Aus der Prä- und perinatalen Psychologie weiß man, dass diese Babys viel zu erzählen haben. Wenn alle körperlichen Bedürfnisse gestillt sind und ein Baby immer noch schreit, kann die Ursache in einem vorgeburtlichen Trauma oder einem Geburtstrauma liegen. In diesem Fall möchte es auf seine Art und Weise mitteilen, was es erlebt hat und braucht dafür ein einfühlsames und präsentes Gegenüber.

Eltern sind sehr stark gefordert, gut auf sich zu achten und jede Hilfe von außen anzunehmen, um sich intensiv um sich und um ihr Kind zu kümmern.
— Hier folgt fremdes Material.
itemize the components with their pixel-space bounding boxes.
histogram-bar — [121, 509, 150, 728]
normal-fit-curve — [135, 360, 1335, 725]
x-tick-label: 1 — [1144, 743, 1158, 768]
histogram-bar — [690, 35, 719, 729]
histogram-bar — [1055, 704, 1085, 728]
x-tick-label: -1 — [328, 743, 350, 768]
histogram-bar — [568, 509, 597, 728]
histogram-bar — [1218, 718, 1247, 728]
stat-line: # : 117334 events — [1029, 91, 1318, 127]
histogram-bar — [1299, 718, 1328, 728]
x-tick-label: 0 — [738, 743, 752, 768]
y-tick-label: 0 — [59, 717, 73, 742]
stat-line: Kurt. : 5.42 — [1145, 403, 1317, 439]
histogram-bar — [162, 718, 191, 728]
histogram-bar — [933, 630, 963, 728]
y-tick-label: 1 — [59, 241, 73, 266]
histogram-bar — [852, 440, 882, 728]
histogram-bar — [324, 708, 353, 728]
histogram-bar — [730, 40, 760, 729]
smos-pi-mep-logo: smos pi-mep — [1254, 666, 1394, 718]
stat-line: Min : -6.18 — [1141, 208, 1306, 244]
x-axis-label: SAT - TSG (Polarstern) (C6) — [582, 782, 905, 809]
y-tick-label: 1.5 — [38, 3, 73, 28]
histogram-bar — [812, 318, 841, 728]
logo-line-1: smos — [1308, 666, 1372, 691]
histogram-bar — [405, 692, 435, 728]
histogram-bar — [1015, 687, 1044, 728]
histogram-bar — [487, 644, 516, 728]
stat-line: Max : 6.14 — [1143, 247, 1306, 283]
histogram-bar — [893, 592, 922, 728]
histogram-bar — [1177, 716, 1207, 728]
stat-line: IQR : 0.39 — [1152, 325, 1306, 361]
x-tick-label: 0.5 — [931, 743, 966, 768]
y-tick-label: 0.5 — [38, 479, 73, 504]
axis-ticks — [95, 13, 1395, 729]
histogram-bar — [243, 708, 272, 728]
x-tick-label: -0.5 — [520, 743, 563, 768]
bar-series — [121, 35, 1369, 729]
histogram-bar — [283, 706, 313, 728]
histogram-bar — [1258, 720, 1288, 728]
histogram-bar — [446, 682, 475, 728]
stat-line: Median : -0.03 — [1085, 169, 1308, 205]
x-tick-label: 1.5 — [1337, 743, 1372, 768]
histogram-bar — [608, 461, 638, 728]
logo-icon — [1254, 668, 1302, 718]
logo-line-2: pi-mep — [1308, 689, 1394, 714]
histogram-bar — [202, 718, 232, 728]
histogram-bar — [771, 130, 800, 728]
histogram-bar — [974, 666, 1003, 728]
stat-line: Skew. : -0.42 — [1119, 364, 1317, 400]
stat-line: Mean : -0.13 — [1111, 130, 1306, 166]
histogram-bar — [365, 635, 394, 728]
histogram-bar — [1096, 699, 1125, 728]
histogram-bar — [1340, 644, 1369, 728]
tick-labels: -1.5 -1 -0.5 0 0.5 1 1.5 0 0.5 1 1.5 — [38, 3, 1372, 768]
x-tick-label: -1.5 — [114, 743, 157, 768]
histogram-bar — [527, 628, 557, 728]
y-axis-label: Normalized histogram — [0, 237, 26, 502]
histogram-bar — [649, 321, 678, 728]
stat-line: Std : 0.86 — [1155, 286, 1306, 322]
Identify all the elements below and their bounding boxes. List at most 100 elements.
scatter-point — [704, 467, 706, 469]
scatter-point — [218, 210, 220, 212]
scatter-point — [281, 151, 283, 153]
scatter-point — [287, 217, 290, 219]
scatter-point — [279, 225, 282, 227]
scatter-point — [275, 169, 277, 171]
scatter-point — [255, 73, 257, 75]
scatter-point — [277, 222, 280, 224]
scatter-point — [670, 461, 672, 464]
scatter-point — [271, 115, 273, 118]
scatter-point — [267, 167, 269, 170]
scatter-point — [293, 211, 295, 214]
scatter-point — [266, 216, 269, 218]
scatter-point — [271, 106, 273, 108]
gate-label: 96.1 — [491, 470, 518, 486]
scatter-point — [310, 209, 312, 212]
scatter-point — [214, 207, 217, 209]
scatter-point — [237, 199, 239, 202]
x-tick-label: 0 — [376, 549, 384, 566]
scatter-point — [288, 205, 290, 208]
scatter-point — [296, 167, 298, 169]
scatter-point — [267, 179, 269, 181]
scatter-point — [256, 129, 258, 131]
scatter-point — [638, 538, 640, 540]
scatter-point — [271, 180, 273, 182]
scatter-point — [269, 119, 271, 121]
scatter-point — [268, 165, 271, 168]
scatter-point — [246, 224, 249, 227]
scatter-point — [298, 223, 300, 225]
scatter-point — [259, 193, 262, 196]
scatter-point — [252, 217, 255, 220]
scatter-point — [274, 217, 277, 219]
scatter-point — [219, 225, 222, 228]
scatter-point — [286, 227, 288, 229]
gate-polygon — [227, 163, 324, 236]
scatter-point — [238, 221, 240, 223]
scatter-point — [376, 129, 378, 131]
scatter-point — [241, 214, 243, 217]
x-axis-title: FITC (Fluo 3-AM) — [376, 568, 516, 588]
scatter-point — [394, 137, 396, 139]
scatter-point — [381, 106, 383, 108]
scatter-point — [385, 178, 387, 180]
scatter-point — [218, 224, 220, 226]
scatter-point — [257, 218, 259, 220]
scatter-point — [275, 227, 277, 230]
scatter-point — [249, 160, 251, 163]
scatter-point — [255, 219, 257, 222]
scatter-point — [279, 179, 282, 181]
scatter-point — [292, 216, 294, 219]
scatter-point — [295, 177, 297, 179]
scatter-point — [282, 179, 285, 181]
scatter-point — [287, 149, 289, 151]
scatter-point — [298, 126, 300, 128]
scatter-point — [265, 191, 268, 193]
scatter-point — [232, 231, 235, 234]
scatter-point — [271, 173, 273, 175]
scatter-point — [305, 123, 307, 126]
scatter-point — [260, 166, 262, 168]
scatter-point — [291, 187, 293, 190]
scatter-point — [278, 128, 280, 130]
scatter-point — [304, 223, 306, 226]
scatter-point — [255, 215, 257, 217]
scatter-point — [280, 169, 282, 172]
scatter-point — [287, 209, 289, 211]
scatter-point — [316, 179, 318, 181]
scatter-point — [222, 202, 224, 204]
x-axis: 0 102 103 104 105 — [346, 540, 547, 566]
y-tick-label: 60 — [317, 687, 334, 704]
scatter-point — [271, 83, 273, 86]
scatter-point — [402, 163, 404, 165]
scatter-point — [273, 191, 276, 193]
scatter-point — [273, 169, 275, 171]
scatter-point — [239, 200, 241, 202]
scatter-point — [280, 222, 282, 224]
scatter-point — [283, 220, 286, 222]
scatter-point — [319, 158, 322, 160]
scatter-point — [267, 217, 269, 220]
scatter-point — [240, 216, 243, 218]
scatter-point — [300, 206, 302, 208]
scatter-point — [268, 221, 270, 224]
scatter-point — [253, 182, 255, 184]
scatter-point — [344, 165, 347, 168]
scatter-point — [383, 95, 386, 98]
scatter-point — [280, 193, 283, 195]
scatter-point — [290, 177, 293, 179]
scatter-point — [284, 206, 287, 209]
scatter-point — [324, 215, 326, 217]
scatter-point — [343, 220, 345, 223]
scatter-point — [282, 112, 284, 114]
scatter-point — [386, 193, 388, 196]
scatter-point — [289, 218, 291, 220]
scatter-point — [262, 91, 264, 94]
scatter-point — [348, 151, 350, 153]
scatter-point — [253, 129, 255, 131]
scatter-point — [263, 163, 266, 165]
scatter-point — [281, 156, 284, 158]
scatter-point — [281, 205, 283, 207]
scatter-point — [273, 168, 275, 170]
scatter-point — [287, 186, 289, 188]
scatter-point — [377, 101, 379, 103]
Hochsensible "high-reactive" Baby wissenschaftlich erforscht

Jerome Kagan, renommierter Entwicklungspsychologe, erforschte an Säuglingen ihre Reaktion auf unterschiedliche Bedingungen. Er stellte fest, dass eine kleinere Gruppe der Babys, nämlich 15-20 %, schneller und intensiver auf Reize reagierte.

Diese Säuglinge reagierten grundlegend anders, empfindsamer und schreckhafter, wenn sie neuen Reizen ausgesetzt wurden. Er nannte sie „high-reactive“, im wissenschaftlichen Kontext im deutschen Sprachgebrauch auch „gehemmt“ genannt. Allerdings muss hinzugefügt werden, dass das Konstrukt „Hochsensibilität“ mit seinem wissenschaftlichen Hintergrund zum Zeitpunkt der Studien nicht berücksichtigt wurde!

Sind High Need Babys gleichzeitig hochsensibel?

Interessant ist, dass Jerome Kagan die erforschte Reaktion auf ein angeborenes Temperament zurückführt. Gleich wie das Dr. Elaine Aron, die Begründerin des Konstrukts "Sensory-Processing-Sensitivity" (zu Deutsch Hochsensibilität) beschreibt.

Viele der 12 Merkmale von Dr. Sears finden sich in den 4 Merkmalen hochsensibler Menschen laut Elaine Aron wieder. Hochsensibilität ist im deutschen Sprachraum allerdings ein Begriff, der sehr unterschiedlich definiert, interpretiert und in vielen Fällen falsch ausgelegt wird.

Hier pauschal eine Aussage zu treffen, ist meines Erachtens nicht möglich. Aus meiner Arbeit mit vielen Familien sehe ich aber eine große Überschneidung.